In 1991, the company was purchased by Seville Enterprises, a manufacturer of plastic parts for the auto industry. Seville, at one time located in Romeo, Michigan, once again offered some kits and promos, mainly by mail order, from original Jo-Han dies. A few one-off paint combinations were also known to have been created by Seville during these years. Plans to produce an all-new GM-approved promotional of the new 1992 Cadillac Seville STS were soon scrapped, however due to lack of funding for the tooling required.In 1998 Seville Enterprises filed for Bankruptcy protection and liquidated all assets.

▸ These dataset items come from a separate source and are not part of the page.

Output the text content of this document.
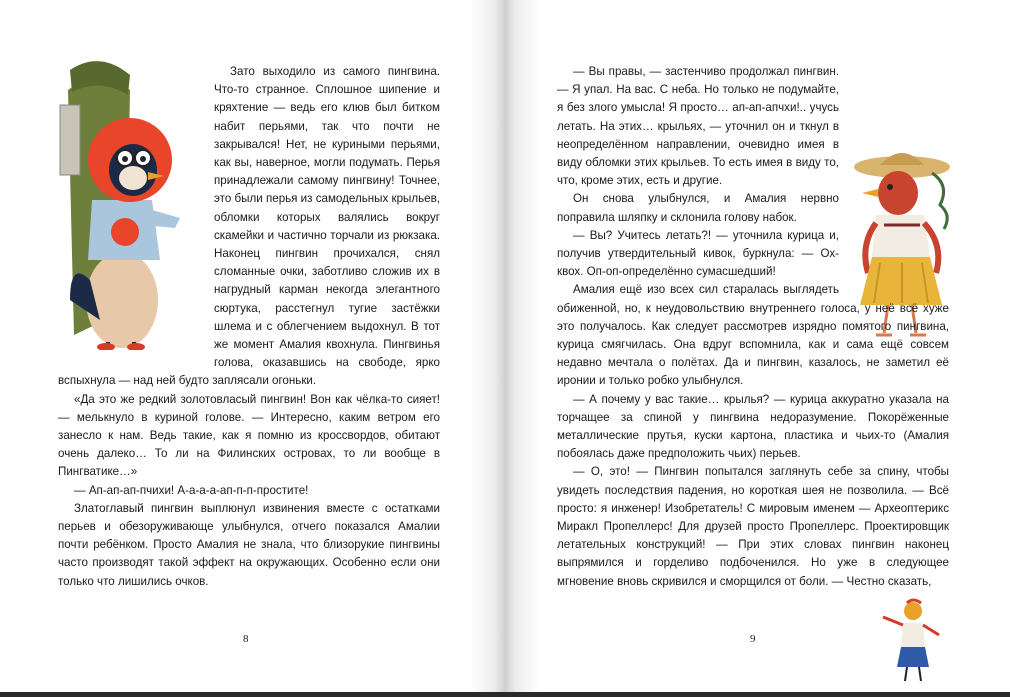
Зато выходило из самого пингвина. Что-то странное. Сплошное шипение и кряхтение — ведь его клюв был битком набит перьями, так что почти не закрывался! Нет, не куриными перьями, как вы, наверное, могли подумать. Перья принадлежали самому пингвину! Точнее, это были перья из самодельных крыльев, обломки которых валялись вокруг скамейки и частично торчали из рюкзака. Наконец пингвин прочихался, снял сломанные очки, заботливо сложив их в нагрудный карман некогда элегантного сюртука, расстегнул тугие застёжки шлема и с облегчением выдохнул. В тот же момент Амалия квохнула. Пингвинья голова, оказавшись на свободе, ярко вспыхнула — над ней будто заплясали огоньки.

«Да это же редкий золотовласый пингвин! Вон как чёлка-то сияет! — мелькнуло в куриной голове. — Интересно, каким ветром его занесло к нам. Ведь такие, как я помню из кроссвордов, обитают очень далеко… То ли на Филинских островах, то ли вообще в Пингватике…»

— Ап-ап-ап-пчихи! А-а-а-а-ап-п-п-простите!

Златоглавый пингвин выплюнул извинения вместе с остатками перьев и обезоруживающе улыбнулся, отчего показался Амалии почти ребёнком. Просто Амалия не знала, что близорукие пингвины часто производят такой эффект на окружающих. Особенно если они только что лишились очков.

8

— Вы правы, — застенчиво продолжал пингвин. — Я упал. На вас. С неба. Но только не подумайте, я без злого умысла! Я просто… ап-ап-апчхи!.. учусь летать. На этих… крыльях, — уточнил он и ткнул в неопределённом направлении, очевидно имея в виду обломки этих крыльев. То есть имея в виду то, что, кроме этих, есть и другие.

Он снова улыбнулся, и Амалия нервно поправила шляпку и склонила голову набок.

— Вы? Учитесь летать?! — уточнила курица и, получив утвердительный кивок, буркнула: — Ох-квох. Оп-оп-определённо сумасшедший!

Амалия ещё изо всех сил старалась выглядеть обиженной, но, к неудовольствию внутреннего голоса, у неё всё хуже это получалось. Как следует рассмотрев изрядно помятого пингвина, курица смягчилась. Она вдруг вспомнила, как и сама ещё совсем недавно мечтала о полётах. Да и пингвин, казалось, не заметил её иронии и только робко улыбнулся.

— А почему у вас такие… крылья? — курица аккуратно указала на торчащее за спиной у пингвина недоразумение. Покорёженные металлические прутья, куски картона, пластика и чьих-то (Амалия побоялась даже предположить чьих) перьев.

— О, это! — Пингвин попытался заглянуть себе за спину, чтобы увидеть последствия падения, но короткая шея не позволила. — Всё просто: я инженер! Изобретатель! С мировым именем — Археоптерикс Миракл Пропеллерс! Для друзей просто Пропеллерс. Проектировщик летательных конструкций! — При этих словах пингвин наконец выпрямился и горделиво подбоченился. Но уже в следующее мгновение вновь скривился и сморщился от боли. — Честно сказать,

9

In 2000, Jo-Han was supposedly purchased from the ailing Seville by Okey Spaulding, a resin parts producer from Covington, Kentucky. Although no record of transfer was ever recorded, A new company, JoHan Models LLC (without the traditional hyphen) was formed. Through about 2005, Spaulding produced a few of the original models in limited quantities, including the 1956 Plymouth, 1959 Rambler station wagon, some 1950s Oldsmobiles and Pontiacs. For a one-man operation, Spaulding's attention to detail could be remarkable and he sold models through his website for a time. Spaulding apparently still sells parts, and as of 2010 all sales were done through the site emodelcars.com, but no models have been listed there for many years. It also appears most of the original model molds have been scrapped or stolen over time as no kits have been produced in 20 or more years.